Hamel: Blessed be the fruit

Fall and spring Opinion Editor Peyton Hamel discusses the complexities and brilliance of Margaret Atwood’s “The Handmaid’s Tale.” 

Peyton Hamel

“Blessed be the fruit.”

“May the Lord open.”

“Under His eye.” 

These phrases are what we call “adjacency pairs.” They are tidbits of conversation that follow well-established patterns. They are the equivalent to “good morning” from one person to another.

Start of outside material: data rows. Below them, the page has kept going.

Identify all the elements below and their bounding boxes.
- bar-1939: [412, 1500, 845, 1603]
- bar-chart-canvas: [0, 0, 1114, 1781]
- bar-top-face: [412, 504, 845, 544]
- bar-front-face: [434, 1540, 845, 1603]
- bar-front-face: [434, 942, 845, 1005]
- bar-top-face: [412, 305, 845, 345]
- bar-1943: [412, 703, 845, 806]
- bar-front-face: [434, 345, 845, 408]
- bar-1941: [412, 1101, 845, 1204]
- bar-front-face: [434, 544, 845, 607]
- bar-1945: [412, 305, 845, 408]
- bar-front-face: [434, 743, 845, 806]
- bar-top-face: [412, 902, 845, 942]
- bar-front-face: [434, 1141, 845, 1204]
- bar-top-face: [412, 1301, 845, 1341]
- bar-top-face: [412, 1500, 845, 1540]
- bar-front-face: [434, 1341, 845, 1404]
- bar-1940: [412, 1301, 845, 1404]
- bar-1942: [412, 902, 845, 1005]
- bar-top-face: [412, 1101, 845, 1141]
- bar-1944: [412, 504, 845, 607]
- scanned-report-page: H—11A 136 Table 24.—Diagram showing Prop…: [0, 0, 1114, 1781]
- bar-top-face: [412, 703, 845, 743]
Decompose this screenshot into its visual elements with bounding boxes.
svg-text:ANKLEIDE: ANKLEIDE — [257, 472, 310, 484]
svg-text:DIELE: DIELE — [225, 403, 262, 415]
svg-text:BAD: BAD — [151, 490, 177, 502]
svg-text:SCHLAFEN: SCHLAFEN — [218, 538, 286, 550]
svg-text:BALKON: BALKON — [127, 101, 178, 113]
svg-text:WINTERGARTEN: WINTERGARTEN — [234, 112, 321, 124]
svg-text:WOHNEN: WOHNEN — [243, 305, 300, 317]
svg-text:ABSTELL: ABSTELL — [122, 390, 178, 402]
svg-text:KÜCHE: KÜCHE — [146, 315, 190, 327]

I’ve been watching “The Handmaid’s Tale” (which I will be abbreviating as THT moving forward). I read all 131 riveting pages in about 30 hours, and by riveting, I mean stunning. It’s crafty and one of the best pieces of literature I have ever had the privilege to read and analyze. In this column, I will be discussing the television show on Hulu. 

Most of you have probably read my biography at the bottom of my columns. Half of my life is STEM, the other half liberal arts. If I wasn’t going into a STEM field, I would get my doctoral degree in rhetoric and composition. I would want to study my life away analyzing pieces of literature in their social and historical contexts at a university. 

People often ask me what it’s worth, learning something that’s not in STEM. It’s a question that even I have been struggling to answer for years, but I believe I’ve always known the answer. The liberal arts teach you about humanity, its complexity and why it’s beautiful. I don’t only want to learn about the logistics of how the world works. I want to learn about how we as humans have been influenced, how we influence each other and how we have represented these motions within the works we create. It’s beautiful.

I think about this answer when I watch THT. The story is short but the experiences are long, much like the lives of the handmaids. They are reduced to one thing and one thing only: their unique biological function of fertility.

In the mid- and late-1800s to mid-1900s, the role of women was referenced as the “women’s sphere.” Kitchen, cooking, laundry, children. Wait, laundry and cooking are reserved to “Martha’s.” Black women. In the series, it’s specifically stated as “domestic feminism.”

We love traditions, don’t we? Tradition can change, but its roots never do. THT is a complex hybrid of “Animal Farm” and “1984,” with social and historical contexts mirroring the 1940s Nazi Germany (with a splash of climate change). 

Big Brother is watching. Books are burned. Gay people are hung. It’s all about survival. Ditch the zombie apocalypse — the failure of reproduction will surface dystopia. The handmaids are a breeding stock. If you’re fertile, you’re an expensive cow but treated as if you’re on the slaughter block. This position is reserved for middle- and lower-class women. Those of higher class maintained status and safety. It’s a sick game of Monopoly. 

Returning to the adjacency pairs at the beginning of the column: they’re a motif, but also a whip. One whip for fear. Another for order. One last whip for humanity. The humanity at risk. 

Humans are unique mammals. They are the only animals that have complex thoughts and emotions and decision-making capabilities. Those in charge of this dystopian attempt to reprogram humanity to return populations to a logistic curve. 

Have you ever thought about humanity becoming extinct, like so many other species? A species can’t live forever. They either evolve or die off. Have you also ever thought about humans trying to play God? Maybe we can’t live forever.

While the handmaids are treated as a breeding stock, their strength is as strong as the silicone-fluoride bond (the strongest single bond between atoms known in chemistry). You speak as you are spoken to but want to scream. You wear a mask, but you cry on sight. Your only physical interaction is once a month, but consent isn’t anyone’s concern. 

The worst (or best) part of it all is that I can see this specific dystopia becoming a reality, like a lot of other readers and viewers. We watch out of intrigue and, probably, fear of a future that might be real.